Mehir yerine başlık parası gibi altın/mücevher veya eşya pazarlıkları.

-Çok da zaruri olmayan pahalı lüks eşyalar, elbiseler.

Bunların ihtiyaç mı, desinler için mi olduğuna herkes kendisi karar versin.

-Pahalı gelinlikler. Bir defa giyilecek elbiseye bu aşırı masraf acaba gerekli mi?

Düğünlerde giyilen elbiseler de öyle. Nişanda ayrı, kınada ayrı, düğünde ayrı, sabah bir elbise akşam bir elbise, düğün öncesi bir elbise, düğünün sonuna doğru başka bir elbise giymek ihtiyaç ve düğün sevinci faktörüyle açıklanamaz.  

Bu israfa berber masraflarını da eklemek gerekir.

Pahalı gelin arabası da öyle. Gerçekten buna ihtiyaç var mı?

-Tesettüre uymayan giyimler.

Kur’an yani İslâm müslüman erkeklere ve müslüman kadınlara tesettürü (örtünmeyi) emreder. Bunun da ölçüleri bellidir. Kadınlar için el, ayak ve yüz dışında bedenin yabancı erkelerin olduğu yerde kapalı olmasıdır.

Düğünlerde bırakın İslâmın emrettiği gibi kapalı giymeyi, daha da açık, daha da dekolte, daha da pahalı, daha da gösterişli elbiseler giyiliyor. Düğünlere, bayramlara güzel ve güç nisbetinde kaliteli elbise ile katılmakta bir sakınca  yok. Ama her şeyin ölçülü olması, inancımıza uyması gerekmez mi?

-Kim nasıl düşünürse düşünsün, İslâm dini kadın ve erkeklerin birlikte oynamalarına izin vermez. Ama ayrı olmak şartıyla kadınların veya erkeklerin, müzikli veya müziksiz halk oyunları oynamalarında bir mahzur olmasa gerek.

-Gelin ve damadın, veya misafirlerin, eşleriyle, yakınların veya dostlarıyla dansetmesi.

Bu âdetin bizim kültürümüzle uzaktan yakından bir ilgisi yoktur.Tümüyle avrupalıların kültürüdür. Bu âdet bize Osmanlı döneminde başlayan batılılaşma çabalarından sonra geçmiştir. Şimdi neredeyse onsuz düğün yapılmıyor.  

-Düğünlerde içki sunulması veya içilmesi.

İslâm sarhoşluk veren her türlü maddeyi haram kılar müslümanlara... Düğünler bu haramı yumuşatmaz.  

-Aşırı müzik sesi.

Müzik gruplarının herhalde tarzları böyle. İcra ettikleri müziğin sesini alabildiğine açıyorlar, şarkılar ve türküler koca koca anfilerden bütün salonu sese (gürültüye) boğuyor. Sanırım güzel müzik ile gürültü arasında fark vardır.

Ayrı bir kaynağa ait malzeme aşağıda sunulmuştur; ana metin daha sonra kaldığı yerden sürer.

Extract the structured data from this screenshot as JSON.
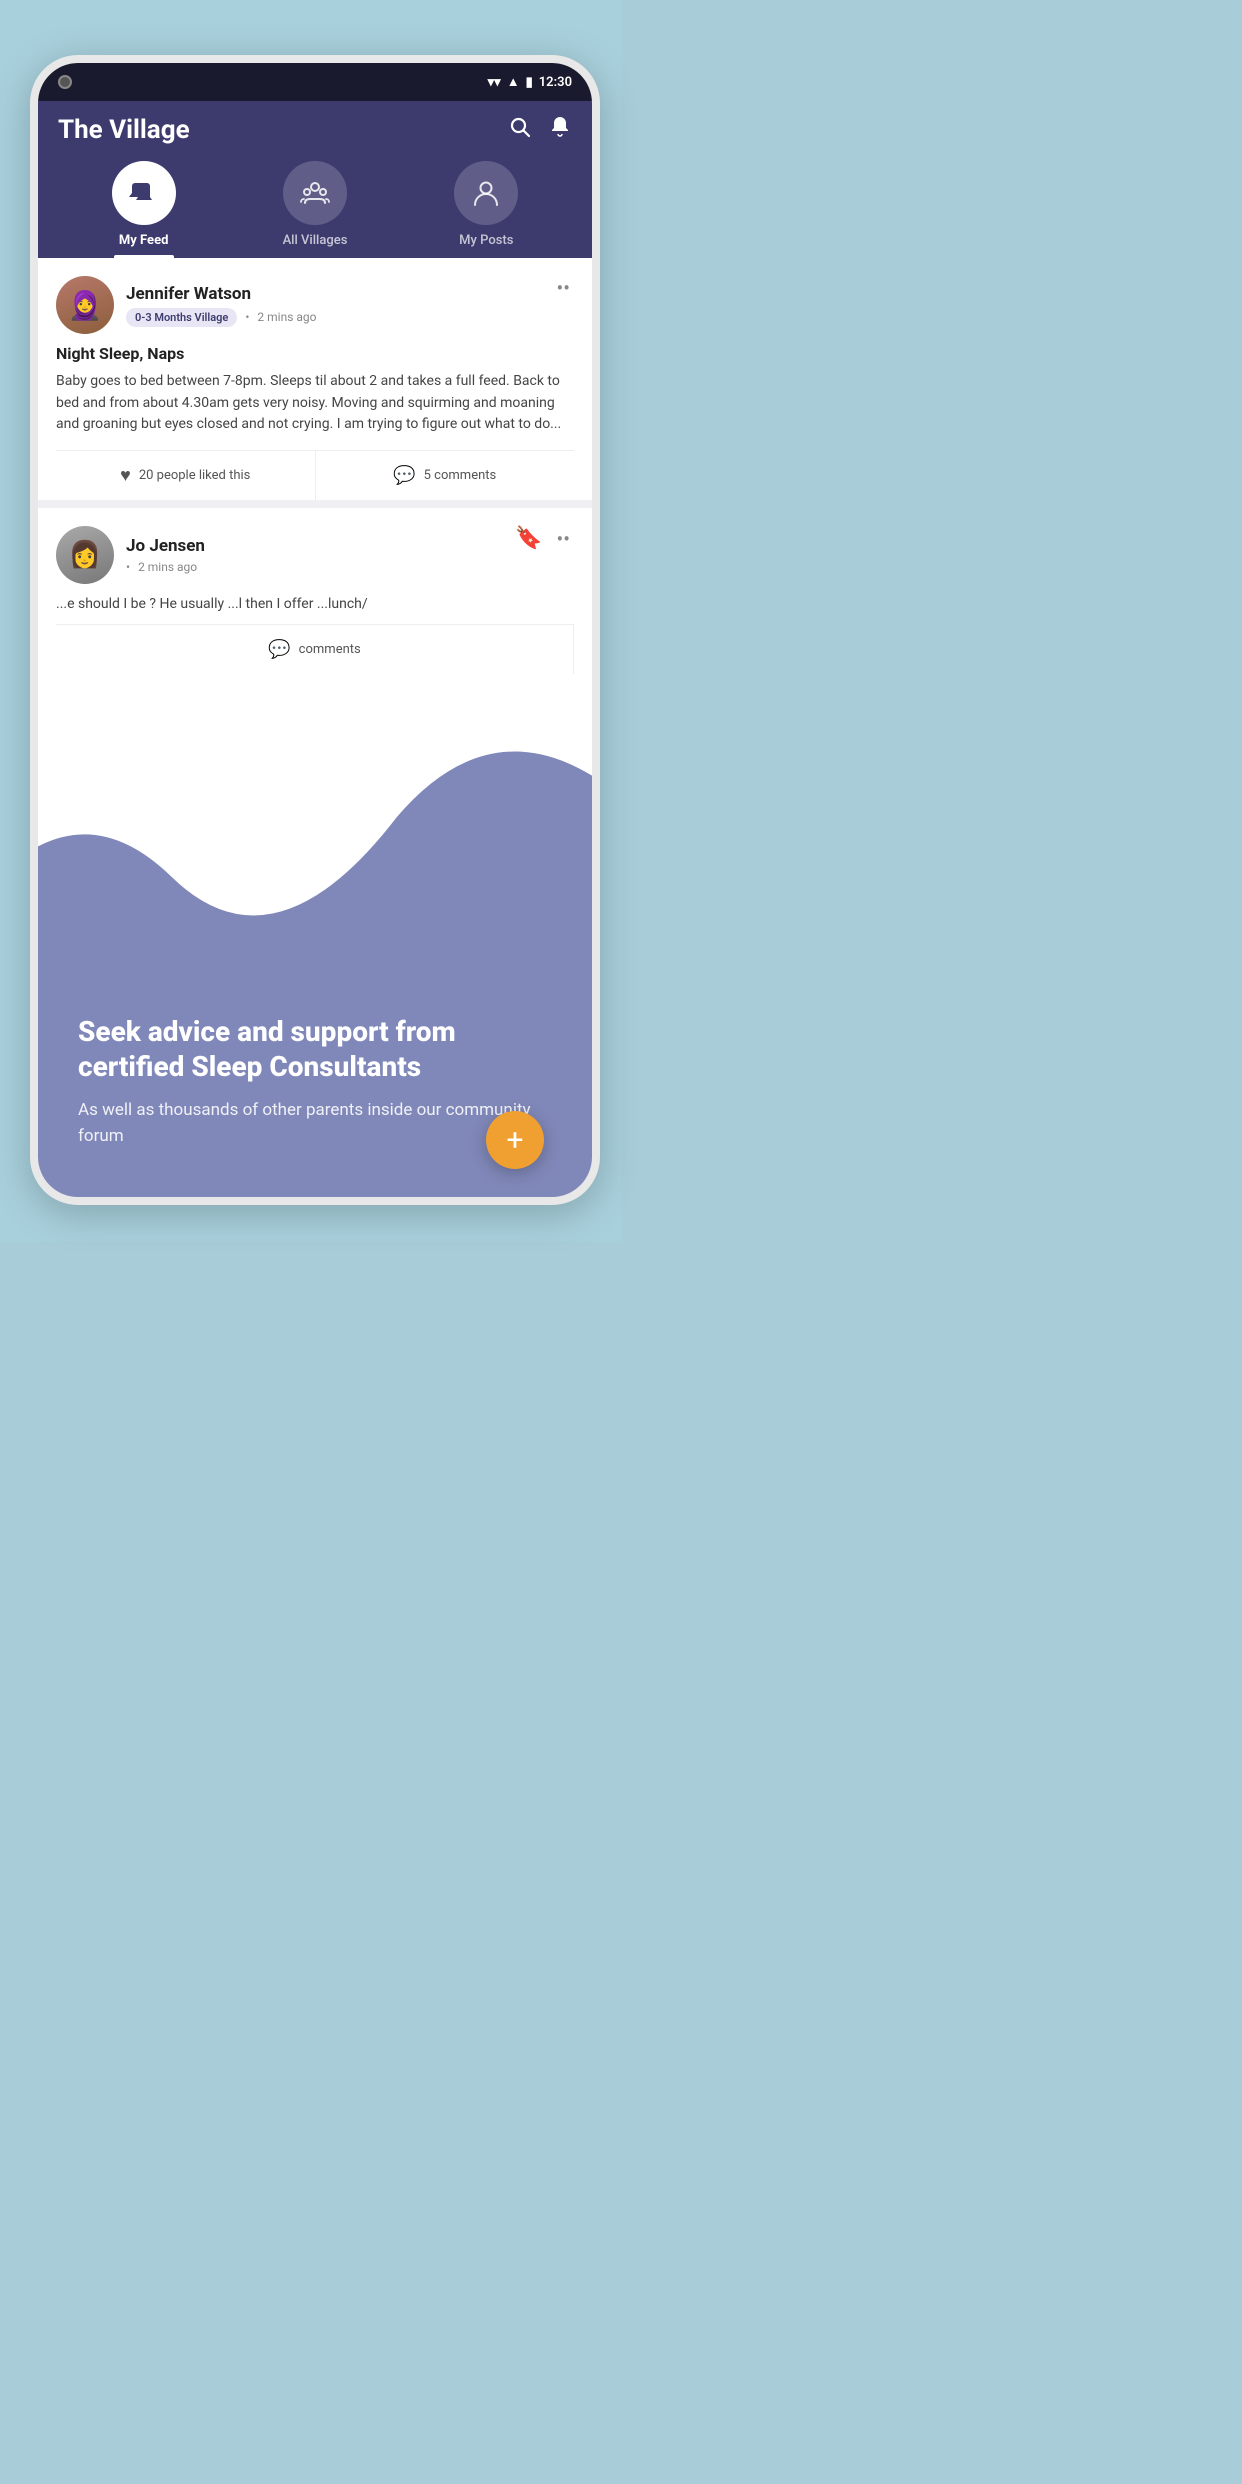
{
  "background_color": "#a8cdd9",
  "status_bar": {
    "time": "12:30",
    "icons": [
      "wifi",
      "signal",
      "battery"
    ]
  },
  "app": {
    "title": "The Village",
    "search_label": "Search",
    "notification_label": "Notifications"
  },
  "tabs": [
    {
      "id": "my-feed",
      "label": "My Feed",
      "active": true,
      "icon": "chat-bubble"
    },
    {
      "id": "all-villages",
      "label": "All Villages",
      "active": false,
      "icon": "group"
    },
    {
      "id": "my-posts",
      "label": "My Posts",
      "active": false,
      "icon": "person"
    }
  ],
  "posts": [
    {
      "id": 1,
      "author": "Jennifer Watson",
      "village_tag": "0-3 Months Village",
      "time": "2 mins ago",
      "title": "Night Sleep, Naps",
      "body": "Baby goes to bed between 7-8pm. Sleeps til about 2 and takes a full feed. Back to bed and from about 4.30am gets very noisy. Moving and squirming and moaning and groaning but eyes closed and not crying. I am trying to figure out what to do...",
      "likes_count": "20",
      "likes_label": "20 people liked this",
      "comments_count": "5",
      "comments_label": "5 comments",
      "bookmarked": false
    },
    {
      "id": 2,
      "author": "Jo Jensen",
      "village_tag": "",
      "time": "2 mins ago",
      "body": "...e should I be ? He usually ...l then I offer ...lunch/",
      "likes_count": "",
      "likes_label": "",
      "comments_count": "",
      "comments_label": "comments",
      "bookmarked": true
    }
  ],
  "marketing": {
    "headline": "Seek advice and support from certified Sleep Consultants",
    "subtext": "As well as thousands of other parents inside our community forum"
  },
  "fab": {
    "label": "+",
    "aria": "Create new post"
  }
}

-Düğünlerin zorlaştırılması

Peygamber (sav) “Kolaylaştırın zorlaştırmayın, müjdeleyin nefret ettirmeyin” (Buhârî, İlim/11 no: 68, Bir benzeri: Edeb/80 no: 6125. Müslim, Cihad/6-7 no: 1732-1733) dediği halde günümüzde müslümanlar nikâhı, düğünleri, dolaysıyla evliliği zorlaştırıyorlar. Bu zorlaştırma işi kız istemeden nikâh için bir sürü şart ileri sürmeye, takılar pazarlıklarına, pahalı eşya taleplerine, düğünlerde akıl almaz israflara kadar uzuyor.

“En hayırlı düğün en az masraflı olanıdır” prensibi yerine günümüzde bunun tersi yapılıyor. En masraflı, en görkemli, en gösterişli düğünler; en iyi, “en şanımıza yakışan”,”dillere destan” düğün zannediliyor.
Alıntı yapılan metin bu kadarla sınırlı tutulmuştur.